Used car dealers live in a world of daily drama. Monthly sales contests, commissions, crazy reduced price events, and hard bargaining customers all make for an interesting work environment. It’s no surprise that Hollywood has found fertile ground for stories and characters mined from the world of used car dealers. Here are a few of our favorite characters.
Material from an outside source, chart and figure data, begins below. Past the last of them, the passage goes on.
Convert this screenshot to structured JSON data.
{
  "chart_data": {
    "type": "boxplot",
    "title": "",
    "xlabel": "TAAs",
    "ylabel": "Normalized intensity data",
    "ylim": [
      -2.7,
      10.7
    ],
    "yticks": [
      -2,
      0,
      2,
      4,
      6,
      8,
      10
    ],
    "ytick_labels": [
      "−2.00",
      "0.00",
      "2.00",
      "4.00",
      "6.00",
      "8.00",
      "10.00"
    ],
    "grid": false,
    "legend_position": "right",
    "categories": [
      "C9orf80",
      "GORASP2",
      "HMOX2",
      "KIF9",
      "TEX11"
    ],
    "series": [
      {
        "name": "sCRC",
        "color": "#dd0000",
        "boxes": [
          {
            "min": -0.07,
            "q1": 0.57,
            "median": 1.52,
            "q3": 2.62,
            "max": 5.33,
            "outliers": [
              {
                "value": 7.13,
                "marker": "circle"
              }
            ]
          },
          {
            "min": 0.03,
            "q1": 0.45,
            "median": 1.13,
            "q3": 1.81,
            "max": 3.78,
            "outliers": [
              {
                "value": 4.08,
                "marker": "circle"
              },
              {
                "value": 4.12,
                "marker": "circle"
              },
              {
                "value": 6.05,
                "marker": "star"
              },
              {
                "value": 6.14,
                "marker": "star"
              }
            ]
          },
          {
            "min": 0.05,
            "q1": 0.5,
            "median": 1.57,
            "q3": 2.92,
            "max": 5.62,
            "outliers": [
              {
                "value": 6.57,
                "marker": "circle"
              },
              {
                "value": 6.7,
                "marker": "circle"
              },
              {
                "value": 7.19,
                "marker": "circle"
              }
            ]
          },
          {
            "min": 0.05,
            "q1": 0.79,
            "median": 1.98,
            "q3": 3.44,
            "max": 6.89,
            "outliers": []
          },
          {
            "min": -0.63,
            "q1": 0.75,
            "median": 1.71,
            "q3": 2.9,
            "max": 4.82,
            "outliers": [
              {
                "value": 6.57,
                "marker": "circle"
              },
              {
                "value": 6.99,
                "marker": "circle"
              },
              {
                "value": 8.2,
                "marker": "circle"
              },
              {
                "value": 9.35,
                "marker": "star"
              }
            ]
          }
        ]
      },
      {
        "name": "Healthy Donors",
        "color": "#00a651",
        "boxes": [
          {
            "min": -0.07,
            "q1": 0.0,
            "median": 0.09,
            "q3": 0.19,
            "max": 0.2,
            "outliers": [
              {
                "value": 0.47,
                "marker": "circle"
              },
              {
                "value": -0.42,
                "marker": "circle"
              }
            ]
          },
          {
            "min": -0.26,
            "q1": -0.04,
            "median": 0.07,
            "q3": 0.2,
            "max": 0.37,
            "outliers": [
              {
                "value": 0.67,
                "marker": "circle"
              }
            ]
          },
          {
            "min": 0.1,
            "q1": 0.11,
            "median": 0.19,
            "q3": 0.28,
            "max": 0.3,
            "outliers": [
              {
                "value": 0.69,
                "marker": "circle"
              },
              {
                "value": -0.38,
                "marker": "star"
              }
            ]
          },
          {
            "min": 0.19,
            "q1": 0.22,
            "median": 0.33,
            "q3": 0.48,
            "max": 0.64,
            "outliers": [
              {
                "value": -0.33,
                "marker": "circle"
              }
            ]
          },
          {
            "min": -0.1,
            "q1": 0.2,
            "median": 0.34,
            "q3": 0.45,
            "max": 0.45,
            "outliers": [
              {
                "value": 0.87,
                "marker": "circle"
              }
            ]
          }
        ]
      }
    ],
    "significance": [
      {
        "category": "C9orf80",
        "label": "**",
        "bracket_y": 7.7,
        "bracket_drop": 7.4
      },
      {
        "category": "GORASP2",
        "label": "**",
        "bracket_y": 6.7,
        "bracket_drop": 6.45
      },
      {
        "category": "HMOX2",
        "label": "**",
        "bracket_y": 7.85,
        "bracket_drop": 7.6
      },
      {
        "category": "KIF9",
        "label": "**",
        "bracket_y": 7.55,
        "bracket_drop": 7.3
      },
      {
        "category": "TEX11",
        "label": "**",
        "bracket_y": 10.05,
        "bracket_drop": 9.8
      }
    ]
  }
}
The late great Robin Williams belongs on the comedy Mount Rushmore. He is a legend for his stand-up comedy alone, and many of his films are instant classics. Some, however, have slipped through the cracks but are worth revisiting. Cadillac Man is an underrated dark comedy that was made between two better-known Williams dramas: Dead Poets Society and The Fisher King. Williams plays a car salesman who has reached the end of his rope personally and professionally. He has to sell twelve cars in two days to keep his job, his daughter is missing, his ex-wife is demanding alimony payments, his two girlfriends are constantly on his case, and he owes a sizable debt to a local mob boss. This maelstrom comes to a head one fateful day when a depressed madman (played by Tim Robbins) comes in wielding an assault rifle and takes the dealership hostage. The scenes with Williams and Robbins together are electric as the car salesman talks the hostage taker out of his course of action. There has never been an actor with the same combination of good-hearted, manically effusive charm and Williams is at the height of his powers in this movie.
The Chosen One
The Chosen One is another film that didn’t really make waves when it was released but is well worth a second look. Rob Schneider plays one of the best used car dealers in his region and is in the depths of a mid-life crisis. His dreams are consistently interrupted by visions of a native tribe deep in the mountains of Colombia and he is compelled to find their meaning. He learns that he is, in fact, the chosen one, meant to save humanity. The film was improperly marketed as a comedy when it’s really a drama. Rob Schneider, usually known for slapstick gags, actually gives a strong (and uncharacteristically restrained) performance as the titular chosen one and the always-on-point Steve Buscemi provides counterweight as Schneider’s brother, a Buddhist monk returning home who, although ‘enlightened’, has lingering sibling rivalry issues.
Unlike the other two on this list who are likable, though deeply flawed characters, Bill Paxton’s character in True Lies is the ultimate sleaze. He pretends to be a spy to hit on women, and when Arnold (a real spy) goes undercover to buy a car, Paxton busts out an all-time great cheesy sales line, “Hey… because it’s you,” complete with finger guns and a wink.